According to 4th‑century hymns by Prudentius (Peristephanon, Hymn 3) and later tradition:

Her body was later moved to Barcelona Cathedral, where her tomb remains a pilgrimage site.


Despite its obscurity, the 2005 piece has influenced a wave of "trauma cinema" focused on female saints. Mel Gibson’s The Passion of the Christ (2004) had already pushed boundaries, but Eulalia 2005 went further by removing redemption. Later films—such as The Girl Who Wore Silence (2012) and the controversial Santa Eulàlia: Unbound (2018)—directly cite the 2005 work in their production notes.

In visual art, photographer Teresa Margolles has acknowledged the piece’s influence on her series "Muerte sin fin" (Endless Death), which features anonymous bodies of murdered women staged like deposed saints. The 2005 Eulalia became a touchstone for artists asking: Can the spectator look at torture without becoming a voyeur or a worshipper?

Upon its single screening in February 2005, the piece was walked out of by half the audience. The Catholic watchdog group Observatori Blanquerna condemned it as "pornography of suffering." One Barcelona priest called for the film to be burned. But the oddest chapter occurred after the screening: Deakin-Ashley withdrew the work completely. He refused to sell DVDs, declined festivals, and gave only one interview to Exit Book magazine, stating: "I showed what we don't want to see. The church wants a martyr. I gave them a corpse. There is a difference." martyr or the death of saint eulalia 2005

Since 2006, no copy of Martyr or the Death of Saint Eulalia 2005 has been publicly available.

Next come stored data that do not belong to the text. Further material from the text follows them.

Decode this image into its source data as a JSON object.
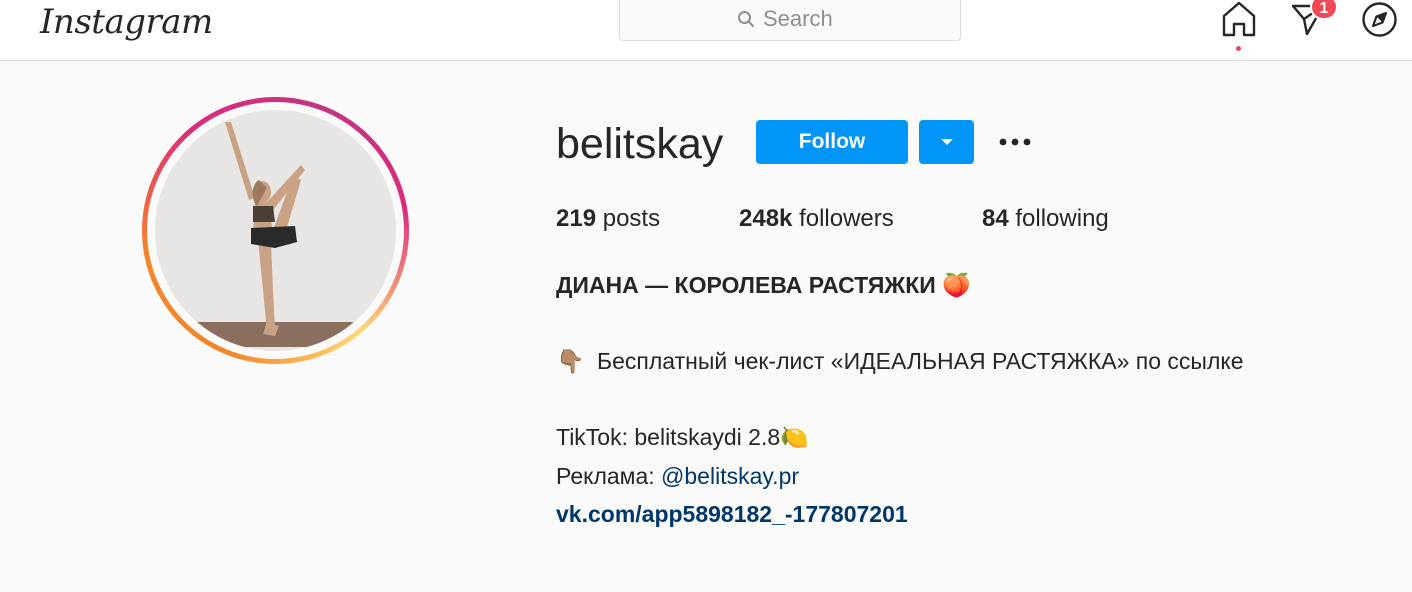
{
  "nav": {
    "logo_text": "Instagram",
    "search_placeholder": "Search",
    "notification_count": "1"
  },
  "profile": {
    "username": "belitskay",
    "follow_label": "Follow",
    "stats": {
      "posts_count": "219",
      "posts_label": "posts",
      "followers_count": "248k",
      "followers_label": "followers",
      "following_count": "84",
      "following_label": "following"
    },
    "bio": {
      "title": "ДИАНА — КОРОЛЕВА РАСТЯЖКИ",
      "title_emoji": "🍑",
      "checklist_emoji": "👇🏽",
      "checklist_text": "Бесплатный чек-лист «ИДЕАЛЬНАЯ РАСТЯЖКА» по ссылке",
      "tiktok_text": "TikTok: belitskaydi 2.8",
      "tiktok_emoji": "🍋",
      "ads_label": "Реклама: ",
      "ads_mention": "@belitskay.pr",
      "website": "vk.com/app5898182_-177807201"
    }
  },
  "colors": {
    "follow_blue": "#0095f6",
    "link_blue": "#00376b",
    "badge_red": "#ed4956",
    "background": "#fafafa"
  },
  "icons": [
    "search-icon",
    "home-icon",
    "direct-message-icon",
    "explore-compass-icon",
    "chevron-down-icon",
    "more-options-icon"
  ]
}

Rumors persist of a VHS copy in a Barcelona flea market, or a digital file on a forgotten hard drive in London’s Slade School of Fine Art. Some believe Deakin-Ashley destroyed the only master. Others claim it was stolen.

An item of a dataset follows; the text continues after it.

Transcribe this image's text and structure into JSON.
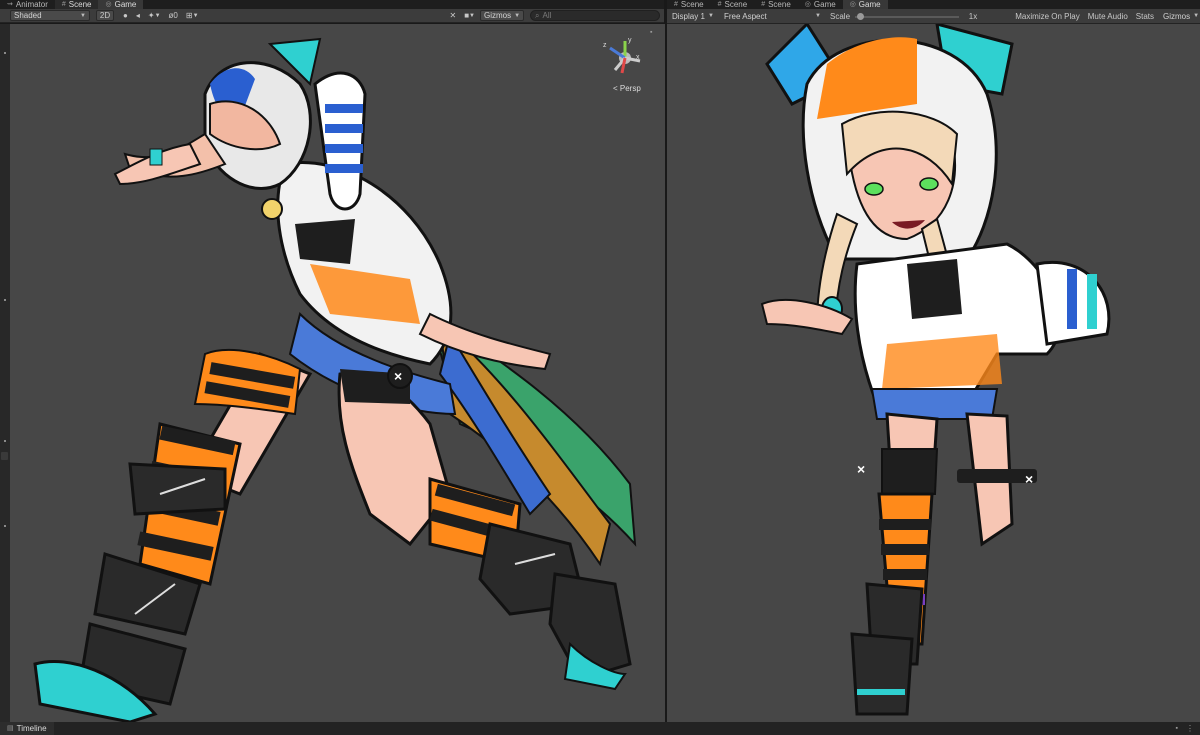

The year 2005 does not mark the historical death of Saint Eulalia (c. 290–304 AD). Instead, 2005 most likely refers to:

If you encountered this phrase in a specific context (e.g., a concert program, a gallery catalog, or a poem), it is almost certainly a contemporary homage. Without a precise work identified, the remainder of this guide focuses on the historical saint and her traditional martyrdom narrative.


The year 2005 is crucial to understanding this work’s reception. The world was four years past 9/11, deep into the Abu Ghraib torture scandal (exposed 2004), and witnessing the rise of beheading videos circulated online via early social media. The "martyr" had become an ambivalent figure—no longer purely saintly, but sometimes a terrorist, sometimes a victim. Her body was later moved to Barcelona Cathedral

The 2005 adaptation refuses to aestheticize Eulalia. Unlike Waterhouse’s painting, where the virgin looks composed and eroticized, Deakin-Ashley’s Eulalia screams silently (the audio is a low industrial hum). This was interpreted by critics as a critique of the War on Terror’s "enhanced interrogation techniques." The Roman torturers could easily be CIA contractors. The child could be a detainee at Guantánamo.

Thus, Martyr or the Death of Saint Eulalia 2005 functions as a palimpsest: the ancient martyrdom rewritten as a modern atrocity film. The subtitle "or the death of" (a direct quote from Prudentius’ Latin "passio vel mors sanctae Eulaliae") becomes a postmodern hinge—collapsing sainthood into mere mortality.

Released in the fall of 2005, Martyr or the Death of Saint Eulalia (original Spanish title: Mártir o la muerte de Santa Eulalia) strips away the safe, stained-glass window version of the story. The film opens not with a saint, but with a child—Lucía Jiménez delivers a haunting performance as Eulalia—playing among olive groves before the storm of persecution arrives.

The narrative is divided into three distinct acts: Despite its obscurity, the 2005 piece has influenced

Act I: The Daughter of the Villa We see Eulalia as a precocious, stubborn girl educated by her elderly servant, a secret Christian. Her father, a Roman magistrate, represents the old world of order and pagan duty. The tension is domestic: a father who wants to protect his daughter by keeping her silent versus a girl who believes silence is a betrayal of the ultimate truth.

Act II: The Confrontation When Dacian (played with chilling bureaucracy by veteran actor Javier Cámara) demands all citizens of Emerita Augusta make a sacrifice to Jupiter, Eulalia marches to the forum. The film’s centerpiece is a ten-minute monologue where the twelve-year-old argues theology with the Roman judge. Critically, the script does not make Eulalia superhuman. She stutters. Her voice breaks. But her conviction remains absolute.

Act III: The Martyrdom The final thirty minutes of Martyr or the Death of Saint Eulalia 2005 are what generated the most controversy. Director Rivas refused to shy away from the passio (the physical suffering). Using practical effects that recall the brutal realism of The Passion of the Christ (2004), the film depicts the tearing of flesh with iron hooks, the burning of her sides with torches, and finally, the cross-shaped stake.